Make space for these colourful cheerleaders of late spring
Planting muscari is easy, as it will grow anywhere
Apart from their startling blue colouration, muscari, or grape hyacinths, are often viewed as unremarkable spring-flowering bulbs, best used for underplanting more flamboyant tulips. But there’s more to muscari than meets the eye, with some fabulous colour variants and extraordinary flower structures.
From the 42 known species, only 27 are in general cultivation, with M. armeniacum, M. botryoides, M. comosum and M. latifolium among the most well established.
Breeders are now bringing in new colour breaks and selecting distinctive shades from existing varieties to swell the choice for gardeners.
Others species have interesting characteristics such as M. latifolium, which changes shade as the first flowers age to reveal two tones of blue.
Muscari grow naturally around the Mediterranean basin, into North Africa and through into central and south-western Asia, usually in well-drained soil, with winter moisture and a hot, dry summer a clue to how they’re best grown.
Planted in autumn with other spring bulbs they’re easy to grow, performing best in full sun to light shade, in most well-drained soils, except thin chalk ones and those too rich in nutrients.
Once happy, they’ll soon clump up, with some such as M.b armeniacum able to naturalise in gravel gardens, borders and short grassland.
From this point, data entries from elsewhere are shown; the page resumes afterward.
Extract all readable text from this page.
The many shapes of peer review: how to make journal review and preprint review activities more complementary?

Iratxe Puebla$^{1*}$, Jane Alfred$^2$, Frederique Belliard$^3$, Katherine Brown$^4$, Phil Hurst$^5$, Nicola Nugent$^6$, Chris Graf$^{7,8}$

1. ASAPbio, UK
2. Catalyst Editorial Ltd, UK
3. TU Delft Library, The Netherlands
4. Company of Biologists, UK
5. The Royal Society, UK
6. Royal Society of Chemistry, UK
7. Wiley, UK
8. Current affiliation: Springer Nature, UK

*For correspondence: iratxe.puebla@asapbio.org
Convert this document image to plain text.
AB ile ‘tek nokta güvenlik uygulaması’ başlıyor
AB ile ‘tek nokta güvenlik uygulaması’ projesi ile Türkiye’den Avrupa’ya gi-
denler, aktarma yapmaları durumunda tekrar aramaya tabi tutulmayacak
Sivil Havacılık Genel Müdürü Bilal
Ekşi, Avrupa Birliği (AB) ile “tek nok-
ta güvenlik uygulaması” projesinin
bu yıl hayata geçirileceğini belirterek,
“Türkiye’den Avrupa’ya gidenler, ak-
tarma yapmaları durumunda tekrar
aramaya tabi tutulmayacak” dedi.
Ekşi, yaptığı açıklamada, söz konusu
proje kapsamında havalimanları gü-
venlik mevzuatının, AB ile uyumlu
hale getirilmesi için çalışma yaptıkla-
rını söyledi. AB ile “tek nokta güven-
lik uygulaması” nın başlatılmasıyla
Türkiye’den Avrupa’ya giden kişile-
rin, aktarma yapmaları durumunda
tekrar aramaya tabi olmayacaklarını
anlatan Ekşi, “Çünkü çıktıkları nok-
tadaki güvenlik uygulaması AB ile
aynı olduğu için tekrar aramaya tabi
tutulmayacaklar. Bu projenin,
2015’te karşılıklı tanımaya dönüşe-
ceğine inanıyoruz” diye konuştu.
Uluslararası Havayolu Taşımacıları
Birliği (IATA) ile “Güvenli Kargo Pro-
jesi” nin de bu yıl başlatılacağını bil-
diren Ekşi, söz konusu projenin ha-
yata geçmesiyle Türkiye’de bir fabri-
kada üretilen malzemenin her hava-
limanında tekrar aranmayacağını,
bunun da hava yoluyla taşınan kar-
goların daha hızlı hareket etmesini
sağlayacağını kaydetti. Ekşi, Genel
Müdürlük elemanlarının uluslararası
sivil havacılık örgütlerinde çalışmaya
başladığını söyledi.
They’re also great in pots.
The astonishing sterile flower heads of the tassel flower M. comosum ‘Plumosum’ can be damaged by blustery, cold winds, so avoid planting them in an exposed position.
There are many plants whose flowers create impact en masse, but fewer whose individual blooms demand closer inspection, such as epimediums
Epimedium flowers possess fascinating detail, four petals sat within petals, the tips often elongated into arching, narrow points.
Colours vary too, from the tone of caramelised, spun sugar, through golden yellows to rich, translucent reds.
This group of herbaceous or semi-evergreen, woodland perennials mainly come from China, but also elsewhere in Asia and parts of the Mediterranean.
They live in damp woodlands, slowly colonising the ground through an intricate web of needle-like rhizomes.
Members of the berberis family, Berberidaceae, they really come into their own in spring, when the flush of fresh, new, shield shaped foliage is often intricately patterned or rimmed in earthy-red tones, eventually fading in most species by early summer to form weed-proof clumps of leaves. Some also flush with colour in late summer and autumn.
Airy sprays of flowers on long, thin stems appear among the emerging leaves – they look great with other woodland flowers such as primroses and anemones.
- Epimedium need shade or semi-shade and moisture at the start.
- Working compost into the planting holes, especially among tree or shrub roots, with an occasional watering, will really help.
- Once established, they’ll look after themselves, some even tolerating dry shade, such as E. warleyense, E. versicolor ‘Sulphureum’ and E. rubrum.
- By the new year, the foliage can look tatty, so trim with shears before new leaves and flowers appear.